How Google’s AI Research Tool is Transforming Tropical Cyclone Prediction with Speed
As Tropical Storm Melissa swirled off the coast of Haiti, meteorologist Philippe Papin felt certain it was about to escalate to a major tropical system.
Serving as primary meteorologist on duty, he predicted that in just 24 hours the storm would become a category 4 hurricane and start shifting in the direction of the Jamaican shoreline. No forecaster had ever issued such a bold prediction for rapid strengthening.
However, Papin possessed a secret advantage: AI technology in the form of the tech giant’s new DeepMind hurricane model – launched for the first time in June. True to the forecast, Melissa evolved into a storm of astonishing strength that tore through Jamaica.
Growing Dependence on AI Predictions
Forecasters are heavily relying upon the AI system. During 25 October, Papin explained in his public discussion that the AI tool was a primary reason for his certainty: “Approximately 40/50 AI ensemble members indicate Melissa becoming a most intense storm. Although I am unprepared to forecast that strength at this time due to track uncertainty, that remains a possibility.
“It appears likely that a phase of quick strengthening is expected as the system moves slowly over exceptionally hot sea temperatures which represent the most extreme oceanic heat content in the whole Atlantic basin.”

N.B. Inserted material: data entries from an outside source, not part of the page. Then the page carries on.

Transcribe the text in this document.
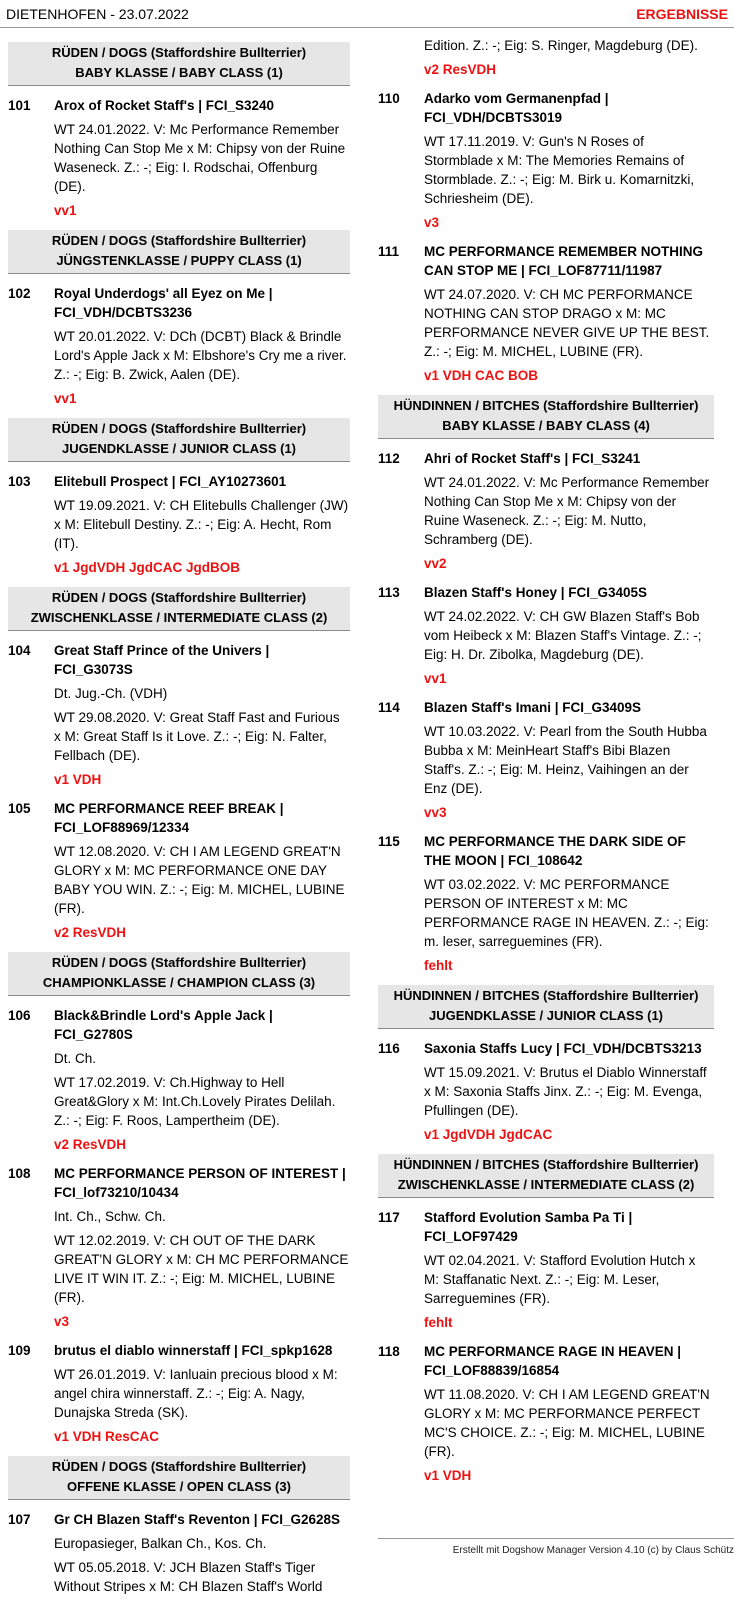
DIETENHOFEN - 23.07.2022	ERGEBNISSE
RÜDEN / DOGS (Staffordshire Bullterrier)
BABY KLASSE / BABY CLASS (1)
101	Arox of Rocket Staff's | FCI_S3240
WT 24.01.2022. V: Mc Performance Remember Nothing Can Stop Me x M: Chipsy von der Ruine Waseneck. Z.: -; Eig: I. Rodschai, Offenburg (DE).
vv1
RÜDEN / DOGS (Staffordshire Bullterrier)
JÜNGSTENKLASSE / PUPPY CLASS (1)
102	Royal Underdogs' all Eyez on Me | FCI_VDH/DCBTS3236
WT 20.01.2022. V: DCh (DCBT) Black & Brindle Lord's Apple Jack x M: Elbshore's Cry me a river. Z.: -; Eig: B. Zwick, Aalen (DE).
vv1
RÜDEN / DOGS (Staffordshire Bullterrier)
JUGENDKLASSE / JUNIOR CLASS (1)
103	Elitebull Prospect | FCI_AY10273601
WT 19.09.2021. V: CH Elitebulls Challenger (JW) x M: Elitebull Destiny. Z.: -; Eig: A. Hecht, Rom (IT).
v1 JgdVDH JgdCAC JgdBOB
RÜDEN / DOGS (Staffordshire Bullterrier)
ZWISCHENKLASSE / INTERMEDIATE CLASS (2)
104	Great Staff Prince of the Univers | FCI_G3073S
Dt. Jug.-Ch. (VDH)
WT 29.08.2020. V: Great Staff Fast and Furious x M: Great Staff Is it Love. Z.: -; Eig: N. Falter, Fellbach (DE).
v1 VDH
105	MC PERFORMANCE REEF BREAK | FCI_LOF88969/12334
WT 12.08.2020. V: CH I AM LEGEND GREAT'N GLORY x M: MC PERFORMANCE ONE DAY BABY YOU WIN. Z.: -; Eig: M. MICHEL, LUBINE (FR).
v2 ResVDH
RÜDEN / DOGS (Staffordshire Bullterrier)
CHAMPIONKLASSE / CHAMPION CLASS (3)
106	Black&Brindle Lord's Apple Jack | FCI_G2780S
Dt. Ch.
WT 17.02.2019. V: Ch.Highway to Hell Great&Glory x M: Int.Ch.Lovely Pirates Delilah. Z.: -; Eig: F. Roos, Lampertheim (DE).
v2 ResVDH
108	MC PERFORMANCE PERSON OF INTEREST | FCI_lof73210/10434
Int. Ch., Schw. Ch.
WT 12.02.2019. V: CH OUT OF THE DARK GREAT'N GLORY x M: CH MC PERFORMANCE LIVE IT WIN IT. Z.: -; Eig: M. MICHEL, LUBINE (FR).
v3
109	brutus el diablo winnerstaff | FCI_spkp1628
WT 26.01.2019. V: Ianluain precious blood x M: angel chira winnerstaff. Z.: -; Eig: A. Nagy, Dunajska Streda (SK).
v1 VDH ResCAC
RÜDEN / DOGS (Staffordshire Bullterrier)
OFFENE KLASSE / OPEN CLASS (3)
107	Gr CH Blazen Staff's Reventon | FCI_G2628S
Europasieger, Balkan Ch., Kos. Ch.
WT 05.05.2018. V: JCH Blazen Staff's Tiger Without Stripes x M: CH Blazen Staff's World
Edition. Z.: -; Eig: S. Ringer, Magdeburg (DE).
v2 ResVDH
110	Adarko vom Germanenpfad | FCI_VDH/DCBTS3019
WT 17.11.2019. V: Gun's N Roses of Stormblade x M: The Memories Remains of Stormblade. Z.: -; Eig: M. Birk u. Komarnitzki, Schriesheim (DE).
v3
111	MC PERFORMANCE REMEMBER NOTHING CAN STOP ME | FCI_LOF87711/11987
WT 24.07.2020. V: CH MC PERFORMANCE NOTHING CAN STOP DRAGO x M: MC PERFORMANCE NEVER GIVE UP THE BEST. Z.: -; Eig: M. MICHEL, LUBINE (FR).
v1 VDH CAC BOB
HÜNDINNEN / BITCHES (Staffordshire Bullterrier)
BABY KLASSE / BABY CLASS (4)
112	Ahri of Rocket Staff's | FCI_S3241
WT 24.01.2022. V: Mc Performance Remember Nothing Can Stop Me x M: Chipsy von der Ruine Waseneck. Z.: -; Eig: M. Nutto, Schramberg (DE).
vv2
113	Blazen Staff's Honey | FCI_G3405S
WT 24.02.2022. V: CH GW Blazen Staff's Bob vom Heibeck x M: Blazen Staff's Vintage. Z.: -; Eig: H. Dr. Zibolka, Magdeburg (DE).
vv1
114	Blazen Staff's Imani | FCI_G3409S
WT 10.03.2022. V: Pearl from the South Hubba Bubba x M: MeinHeart Staff's Bibi Blazen Staff's. Z.: -; Eig: M. Heinz, Vaihingen an der Enz (DE).
vv3
115	MC PERFORMANCE THE DARK SIDE OF THE MOON | FCI_108642
WT 03.02.2022. V: MC PERFORMANCE PERSON OF INTEREST x M: MC PERFORMANCE RAGE IN HEAVEN. Z.: -; Eig: m. leser, sarreguemines (FR).
fehlt
HÜNDINNEN / BITCHES (Staffordshire Bullterrier)
JUGENDKLASSE / JUNIOR CLASS (1)
116	Saxonia Staffs Lucy | FCI_VDH/DCBTS3213
WT 15.09.2021. V: Brutus el Diablo Winnerstaff x M: Saxonia Staffs Jinx. Z.: -; Eig: M. Evenga, Pfullingen (DE).
v1 JgdVDH JgdCAC
HÜNDINNEN / BITCHES (Staffordshire Bullterrier)
ZWISCHENKLASSE / INTERMEDIATE CLASS (2)
117	Stafford Evolution Samba Pa Ti | FCI_LOF97429
WT 02.04.2021. V: Stafford Evolution Hutch x M: Staffanatic Next. Z.: -; Eig: M. Leser, Sarreguemines (FR).
fehlt
118	MC PERFORMANCE RAGE IN HEAVEN | FCI_LOF88839/16854
WT 11.08.2020. V: CH I AM LEGEND GREAT'N GLORY x M: MC PERFORMANCE PERFECT MC'S CHOICE. Z.: -; Eig: M. MICHEL, LUBINE (FR).
v1 VDH
Erstellt mit Dogshow Manager Version 4.10 (c) by Claus Schütz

Outperforming Traditional Systems
The AI model is the first artificial intelligence system focused on tropical cyclones, and currently the first to outperform standard meteorological experts at their specialty. Across all 13 Atlantic storms this season, Google’s model is top-performing – even beating human forecasters on path forecasts.
The hurricane ultimately struck in Jamaica at maximum intensity, one of the strongest coastal impacts recorded in nearly two centuries of record-keeping across the region. Papin’s bold forecast likely gave residents additional preparation time to get ready for the catastrophe, potentially preserving lives and property.
The Way Google’s System Functions
Google’s model works by identifying trends that traditional lengthy scientific prediction systems may overlook.
“They do it much more quickly than their physics-based cousins, and the computing power is more affordable and time consuming,” stated Michael Lowry, a ex forecaster.
“This season’s events has proven in quick time is that the recent artificial intelligence systems are on par with and, in some cases, more accurate than the less rapid physics-based forecasting tools we’ve traditionally leaned on,” Lowry said.
Understanding Machine Learning
To be sure, Google DeepMind is an instance of machine learning – a technique that has been used in data-heavy sciences like weather science for years – and is not generative AI like ChatGPT.
Machine learning takes mounds of data and pulls out patterns from them in a such a way that its system only takes a few minutes to generate an result, and can operate on a desktop computer – in strong contrast to the flagship models that authorities have used for decades that can require many hours to run and require some of the biggest supercomputers in the world.
Expert Responses and Future Advances
Nevertheless, the fact that the AI could outperform previous gold-standard traditional systems so rapidly is nothing short of amazing to meteorologists who have dedicated their lives trying to forecast the most intense weather systems.
“It’s astonishing,” said James Franklin, a former forecaster. “The data is now large enough that it’s pretty clear this is not a case of chance.”
Franklin noted that although the AI is outperforming all other models on predicting the future path of hurricanes worldwide this year, similar to other systems it occasionally gets extreme strength predictions wrong. It struggled with another storm earlier this year, as it was similarly experiencing quick strengthening to category 5 above the Caribbean.
During the next break, he said he plans to talk with Google about how it can enhance the AI results more useful for experts by providing extra under-the-hood data they can use to assess exactly why it is coming up with its conclusions.
“The one thing that troubles me is that although these forecasts seem to be really, really good, the output of the model is kind of a black box,” said Franklin.
Wider Sector Developments
There has never been a commercial entity that has developed a top-level weather model which grants experts a peek into its methods – in contrast to most systems which are provided at no cost to the public in their entirety by the governments that designed and maintain them.
Google is not alone in starting to use artificial intelligence to solve difficult meteorological problems. The authorities also have their own artificial intelligence systems in the works – which have demonstrated better performance over previous traditional systems.
Future developments in AI weather forecasts seem to be new firms tackling formerly difficult problems such as long-range forecasts and improved advance warnings of tornado outbreaks and sudden deluges – and they are receiving US government funding to do so. A particular firm, WindBorne Systems, is also deploying its own atmospheric sensors to address deficiencies in the US weather-observing network.